Valve wants every game ever made on Steam

Valve Steam logoGame developer Valve’s co-founder Gabe Newell talked in a recent interview about a good place for retro games nowadays, their online game download service Steam. Over 13 million Steam users seem to agree. To quote Mr. Newell’s own impression:

“Retail doesn’t know how to deal with those games. On Steam there’s no shelf-space restriction. It’s great because they’re a bunch of old, orphaned games. They’re games I want to play. The day we turned on the Team Fortress 2 beta I was sat in my office playing Quake 1, saying, “Hey, this is great!” I’d never had been able to find my original Quake discs, they are long, long gone. But it shows up on Steam and I can start playing.”

When Mr. Newell asked if he expects more retro games to show up, he gives the surprising answer that he wants every game ever made on Steam!

Question: And you expect more old games to show up?
Answer: Oh yeah, I expect we’ll go back in time and eventually pretty much every game that’s ever been available will be on there 24/7.

Question: Old LucasArts games?
Answer: Sure, those are some great games.

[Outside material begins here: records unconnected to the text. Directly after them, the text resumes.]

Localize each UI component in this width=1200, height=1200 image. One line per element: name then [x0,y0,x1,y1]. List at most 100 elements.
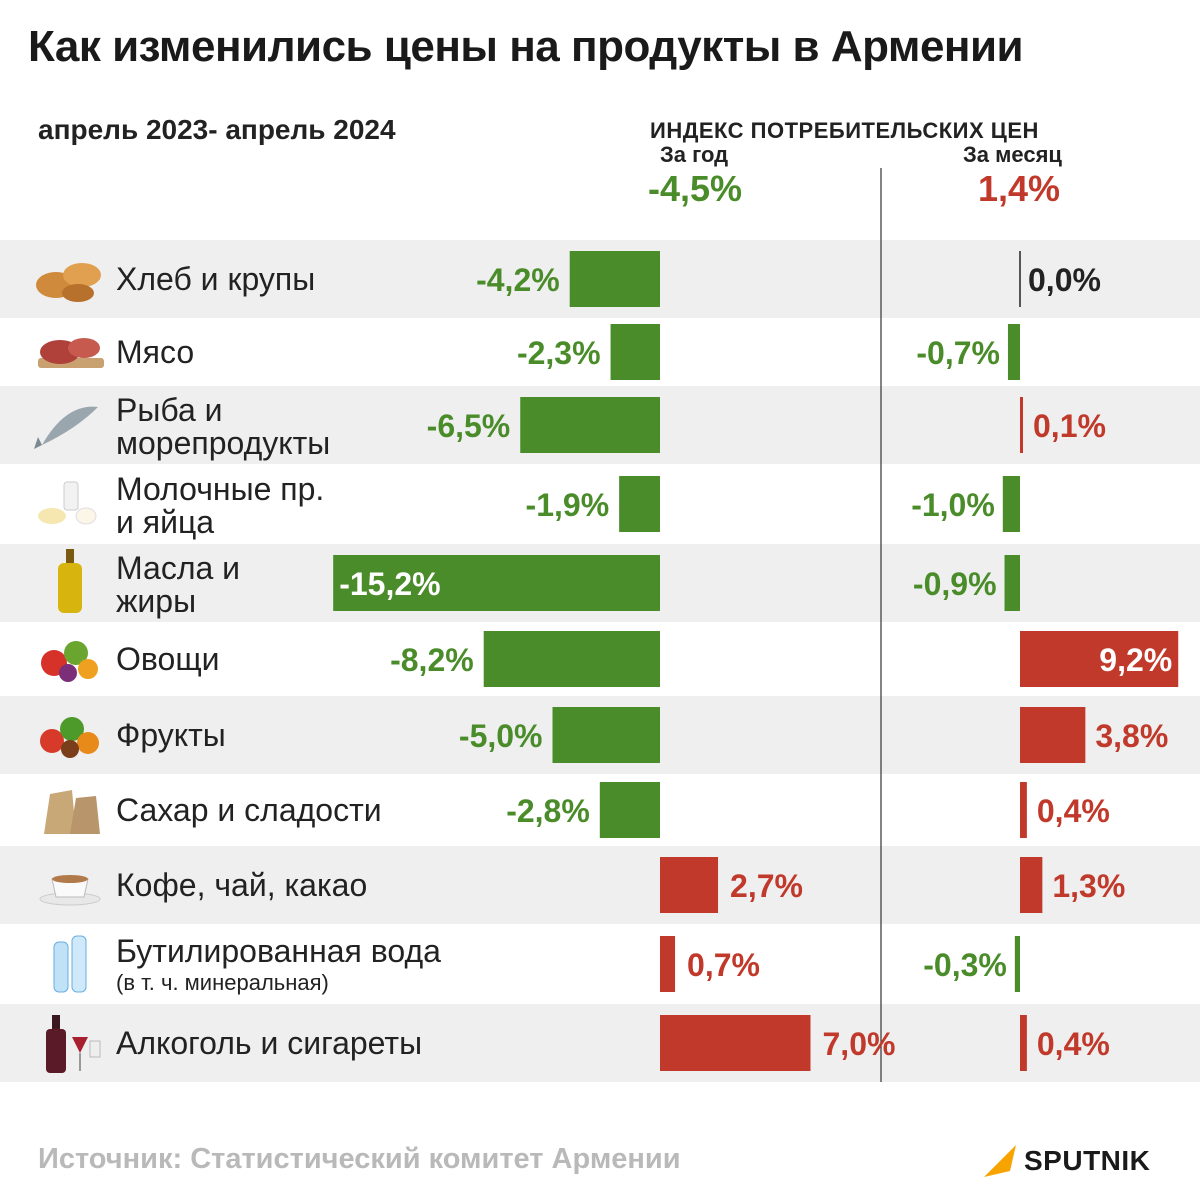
cabbage-shape [64,641,88,665]
month-bar [1020,631,1179,687]
grape-shape [59,664,77,682]
year-bar [552,707,660,763]
category-label: Алкоголь и сигареты [116,1025,422,1061]
year-bar [569,251,660,307]
year-value-label: 0,7% [687,947,760,983]
dairy-icon [38,481,97,525]
month-bar [1007,324,1020,380]
cpi-title: ИНДЕКС ПОТРЕБИТЕЛЬСКИХ ЦЕН [650,118,1039,143]
year-bar [660,857,719,913]
water-bottle-shape [71,935,87,993]
month-bar [1002,476,1020,532]
category-sublabel: (в т. ч. минеральная) [116,970,329,995]
category-label-line: жиры [116,583,196,619]
fruits-icon [40,717,99,758]
category-label-line: Молочные пр. [116,471,324,507]
sack-shape [70,796,100,834]
category-label: Молочные пр. и яйца [116,471,324,540]
year-bar [483,631,660,687]
wine-icon [46,1015,101,1073]
water-bottles-icon [53,935,87,993]
bottle-neck-shape [66,549,74,563]
fruit-shape [77,732,99,754]
month-column-label: За месяц [963,142,1062,167]
year-total-value: -4,5% [648,168,743,209]
year-value-label: -6,5% [427,408,511,444]
category-label: Мясо [116,334,194,370]
month-bar [1020,397,1023,453]
bread-loaf-shape [63,263,101,287]
sputnik-logo: SPUTNIK [980,1140,1150,1182]
month-bar [1020,782,1027,838]
year-value-label: -2,3% [517,335,601,371]
sugar-sack-icon [44,790,100,834]
month-bar [1020,1015,1027,1071]
year-value-label: -1,9% [526,487,610,523]
month-value-label: -0,9% [913,566,997,602]
year-bar [660,1015,811,1071]
vegetables-icon [41,641,98,682]
fruit-shape [61,740,79,758]
category-label: Рыба и морепродукты [116,392,330,461]
wine-glass-shape [72,1037,88,1053]
period-label: апрель 2023- апрель 2024 [38,114,396,145]
month-value-label: 9,2% [1099,642,1172,678]
month-value-label: 0,4% [1037,1026,1110,1062]
bottle-body-shape [58,563,82,613]
month-value-label: 0,4% [1037,793,1110,829]
year-column-label: За год [660,142,729,167]
year-bar [520,397,660,453]
category-label: Хлеб и крупы [116,261,315,297]
category-label-line: и яйца [116,504,214,540]
bread-icon [36,263,101,302]
page-title: Как изменились цены на продукты в Армени… [28,22,1024,71]
year-value-label: -2,8% [506,793,590,829]
category-label: Фрукты [116,717,226,753]
sputnik-logo-icon [984,1145,1016,1177]
sack-shape [44,790,76,834]
row-background [0,1004,1200,1082]
meat-piece-shape [68,338,100,358]
year-bar [333,555,660,611]
month-value-label: -1,0% [911,487,995,523]
category-label-line: Рыба и [116,392,223,428]
coffee-surface-shape [52,875,88,883]
year-value-label: -15,2% [339,566,440,602]
row-background [0,846,1200,924]
year-value-label: -4,2% [476,262,560,298]
month-bar [1004,555,1020,611]
month-value-label: 0,1% [1033,408,1106,444]
source-note: Источник: Статистический комитет Армении [38,1143,681,1175]
month-value-label: 0,0% [1028,262,1101,298]
pepper-shape [78,659,98,679]
year-value-label: -8,2% [390,642,474,678]
year-value-label: 7,0% [823,1026,896,1062]
category-label: Сахар и сладости [116,792,382,828]
month-value-label: 3,8% [1095,718,1168,754]
egg-shape [75,507,97,525]
year-bar [599,782,660,838]
year-bar [619,476,660,532]
year-bar [660,936,676,992]
month-total-value: 1,4% [978,168,1061,209]
category-label-line: Масла и [116,550,240,586]
fruit-shape [60,717,84,741]
year-value-label: 2,7% [730,868,803,904]
month-value-label: 1,3% [1052,868,1125,904]
year-bar [610,324,660,380]
fish-body-shape [42,406,98,445]
month-value-label: -0,3% [923,947,1007,983]
water-bottle-shape [53,941,69,993]
logo-text: SPUTNIK [1024,1145,1151,1176]
year-value-label: -5,0% [459,718,543,754]
milk-bottle-shape [63,481,79,511]
fish-tail-shape [34,437,42,449]
category-label: Кофе, чай, какао [116,867,367,903]
category-label-line: морепродукты [116,425,330,461]
bread-loaf-shape [62,284,94,302]
wine-bottle-shape [46,1029,66,1073]
category-label: Овощи [116,641,220,677]
coffee-cup-icon [39,875,101,906]
month-value-label: -0,7% [916,335,1000,371]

I mean there are some real problems, where the waters are muddied and companies have gone out of business. That makes things difficult.

Question: But there’s something else to all this: perhaps if LucasArts saw their 1990s games being popular again on Steam they’d lose their focus on Star Wars.
Answer: Any chance we have go back and be reminded what was good is important to a game developer. I mean we go to E3 each year and see the flavour of the month right now, and see it repeated four hundred times, so it’s refreshing to be able to look back and play the games that got us all into the games industry in the first place.

Question: Yeah, I’ve been playing Hexen on Steam and remembering what it did for FPS games in terms of looking up and down and so forth.
Answer: I wish we had Ultima Underworld on there. It’s a game that I think is invisible to the current generation of game designers. Also there’s a game called Shadowcaster – I seem to be the only person who has ever played it – but it was this first-person game with resources you could manage that you could transport to places, and it was really sophisticated. There’s a lot of lessons to learn from that. It’s a fun game to play, and there are more useful concepts than in a lot of the stuff you see coming out today.